As retail media evolves, brands that gain the most from marketplaces will likely be those that see the digital aisle not only as a place to capture demand, but also as a place to build it.


10. Extended FAQ on Awareness in Retail Media

1. Is awareness on marketplaces really necessary if other brand channels already exist?

Awareness on marketplaces does not replace other brand channels. It complements them by operating closer to the point of purchase. Traditional channels can make shoppers aware of a brand in general. Retail media awareness ensures that the brand is visible and recognisable in the exact moment when a category is browsed and a product is chosen.

2. How is awareness in retail media different from classic digital awareness campaigns?

Classic digital awareness often focuses on broad reach, with limited control over the shopping context. Retail media awareness takes place in environments where products are already being searched and compared. It uses retailer first-party data, sits one click away from a product or brand store and can be connected more directly to downstream behaviour such as searches, detail page views and baskets.

3. Which formats usually play the main awareness role in retail media?

On-site, awareness is typically driven by homepage modules, category and event placements, high-impact Sponsored Brand formats and traffic into brand stores or curated landings. Off-site, retail media networks may use display, video and CTV formats targeted with retailer data.

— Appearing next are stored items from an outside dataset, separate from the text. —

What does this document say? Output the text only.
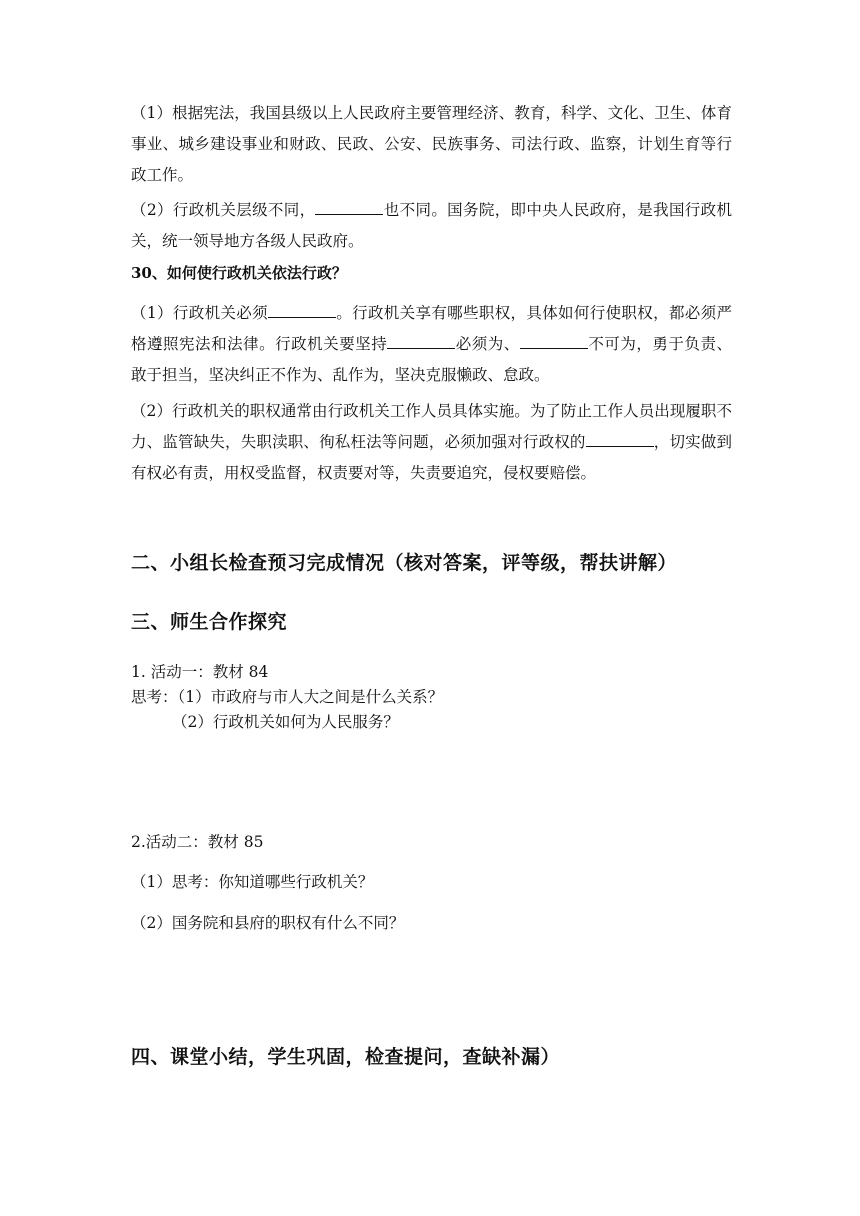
（1）根据宪法，我国县级以上人民政府主要管理经济、教育，科学、文化、卫生、体育事业、城乡建设事业和财政、民政、公安、民族事务、司法行政、监察，计划生育等行政工作。
（2）行政机关层级不同，	也不同。国务院，即中央人民政府，是我国行政机关，统一领导地方各级人民政府。
30、如何使行政机关依法行政？
（1）行政机关必须	。行政机关享有哪些职权，具体如何行使职权，都必须严格遵照宪法和法律。行政机关要坚持	必须为、	不可为，勇于负责、敢于担当，坚决纠正不作为、乱作为，坚决克服懒政、怠政。
（2）行政机关的职权通常由行政机关工作人员具体实施。为了防止工作人员出现履职不力、监管缺失，失职渎职、徇私枉法等问题，必须加强对行政权的	，切实做到有权必有责，用权受监督，权责要对等，失责要追究，侵权要赔偿。
二、小组长检查预习完成情况（核对答案，评等级，帮扶讲解）
三、师生合作探究
1. 活动一：教材 84
思考：（1）市政府与市人大之间是什么关系？
（2）行政机关如何为人民服务？
2.活动二：教材 85
（1）思考：你知道哪些行政机关？
（2）国务院和县府的职权有什么不同？
四、课堂小结，学生巩固，检查提问，查缺补漏）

In some cases, in-store digital screens connected to the retail media ecosystem also contribute.

4. Which metrics are most relevant for awareness campaigns on marketplaces?

Relevant metrics usually fall into four groups: delivery and exposure (impressions, reach, placement distribution, viewability), engagement (CTR, video completion, time in brand stores), retail behaviour after exposure (branded search, store visits, detail page views) and strategic position (share of voice, organic rank, new-to-brand where available). Sales can still be tracked, but they are only one part of the picture.

5. Are awareness campaigns in retail media only suitable for large brands?

Larger brands often adopt awareness formats earlier because they have more established budgets and broader objectives. However, smaller or challenger brands can also benefit, especially when entering crowded categories or launching new propositions. For these players, even modest awareness investments targeted precisely at key missions or keywords can help them appear on the same stage as larger competitors.

6. How long does it usually take to see results from awareness activity?

Short-term signals such as impressions, reach, engagement and store traffic appear quickly, often within days. Changes in branded search, share of voice and organic ranking usually take longer and depend on the intensity and continuity of the activity. In many cases, awareness should be evaluated over several weeks or months, with attention to how it influences mid- and lower-funnel performance rather than only immediate sales.

7. How should budgets be allocated between awareness and conversion tactics in retail media?

There is no universal split, because categories and brand situations differ. A common pattern is to secure a solid base of conversion activity on core products, then invest a defined share of the budget in awareness around key categories, launches and events. Over time, the balance can be adjusted based on how awareness affects branded search, store engagement and the efficiency of Sponsored Products and retargeting.

8. How can awareness campaigns be connected to Sponsored Ads search activity?

Awareness and Sponsored Ads search work best when they support each other. Awareness placements can introduce the brand and its narrative at category or event level. Sponsored Brands and Sponsored Products can then capture the intent generated by that exposure. Tracking shifts in branded search, click behaviour on search ads and performance of generic keywords before and after awareness flights helps to make this connection visible.